The JWB brought in Jews for Judaism to speak about counter-missionary activities, but offered no guidance. It feels like responsum from the Rabbinical Assembly, allowing for both majority and minority opinions to be accommodated, which might work (arguable) for Conservative synagogues, but doesn’t work in the military.
4. Recommended starter kits for lay leaders would be helpful, as well as timely reminders, in the form of the JWB periodical (Chaplines), for what and when to place orders for holidays with special item support (Sukkot, Pesach).
5. Require contributing to the Chaplines periodical and/or www.JewsinGreen.com a condition of lay leadership endorsement. Lay leaders complain quite a bit, but they can also help the JCC/JWB help them. I don’t believe there is a mandate to have communication be a two-way street. Or if there is, it is not enforced.
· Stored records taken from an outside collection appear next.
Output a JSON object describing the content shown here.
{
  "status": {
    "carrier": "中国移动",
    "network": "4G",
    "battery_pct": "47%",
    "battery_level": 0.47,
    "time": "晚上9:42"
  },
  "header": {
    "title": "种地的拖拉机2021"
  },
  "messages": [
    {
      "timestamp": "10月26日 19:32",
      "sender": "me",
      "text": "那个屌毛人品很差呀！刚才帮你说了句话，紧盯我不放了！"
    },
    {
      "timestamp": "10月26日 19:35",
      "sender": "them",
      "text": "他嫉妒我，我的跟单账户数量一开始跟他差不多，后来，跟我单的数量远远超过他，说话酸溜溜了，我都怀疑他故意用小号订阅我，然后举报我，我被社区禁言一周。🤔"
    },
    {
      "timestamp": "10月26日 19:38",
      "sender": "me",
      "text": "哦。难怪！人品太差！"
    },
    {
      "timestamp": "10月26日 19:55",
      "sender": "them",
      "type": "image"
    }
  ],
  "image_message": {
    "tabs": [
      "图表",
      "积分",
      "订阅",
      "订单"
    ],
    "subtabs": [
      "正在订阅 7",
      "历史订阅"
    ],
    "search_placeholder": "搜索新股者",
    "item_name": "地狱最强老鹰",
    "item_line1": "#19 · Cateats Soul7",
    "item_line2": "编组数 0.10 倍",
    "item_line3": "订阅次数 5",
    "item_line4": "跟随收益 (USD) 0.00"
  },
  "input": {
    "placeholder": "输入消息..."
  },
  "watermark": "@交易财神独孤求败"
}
Some of us maintain local databases of names, units, family members. But it would be helpful if we also provided this information to the JWB.
In 2007, it was the JWB’s complaint that the organization didn’t have the bandwidth tosupport that activity, but there are plenty of civilian volunteers and lay leaders who would be most happy to maintain a centralized online database.
6. The appointment of a new lay leader or chaplain to, say, Fort Drum could prompt the JWB to send a letter to those movements of Judaism letting them know that a chaplain/lay leader is now at said post. If there was an awareness cultivated from the top down, we might find more sympathies.
7. Either once or twice a year, a web-based survey (such as free site ww.surveymonkey.com) or print survey should be sent out by the JWB to Jewish lay leaders and chaplains with questions about the state of affairs at their location, as well as their opinion about quality, timeliness, thoroughness, etc. of JCC/JWB support, and, again, make a response to the survey as a condition of endorsement.
8. The JCC/JWB should offer programs that directly involve kids, like Shira Telushkin (see blog post), in the religious affairs of Jewish troops, and the JCC/JWB should work with the movements to bring about these programs.
One of the kids I mentor wants to shadow me on a visit to a wounded soldier at Walter Reed Hospital as part of the kid’s Bar Mitzvah project. This type of activity not only offers to civilians a window into the military world, but also offers host military congregations a sense of pride in being both Jewish and in the service.
In conclusion, I could see your site, given limited time resources, being an excellent conduit by which to channel relationships between military and civilian Jewish communities or for advertising promoting cooperation programs such as Shira Telushkin has suggested.
It’s often a question of awareness. The small synagogue in Alexandria, Louisiana,
was only too happy to host troops “when they knew troops were around.”
If the JCC/JWB committed but a small amount of energy to raising awareness through www.OperationSupportJewsintheMilitary.com, you could really garner the attention of a younger generation of Jews, who are immersed in new media.
Now that you’ve read these very specific lay leader recommendations, are there any that you can help with? Leave a comment here or email me at firstname.lastname@example.org to put you in touch with people who can assist you to support Jews in the military.
There are sundry of repute online pharmacies. However others aren’t drugstores at all. Some patients know that medicaments are made to help us, but they can hurt patients if taken incorrectly. Have a question about Cialis and http://buycialisonline-info.com? Certainly it isn’t all. The most common sexual problems in men are ED and ejaculation disorders. This article tell more about the evaluation of erectile disfunction and buy cialis online. A medic review about buy cialis show that men’s most common sexual disfunction is ED. Without fail, you must check with your physician to see whether one of these remedies is a suitable choice for you. The very first question make sure that when you purchase medicaments like Cialis online, you get real medicament. Some of the sites sell online really hazardous fakes.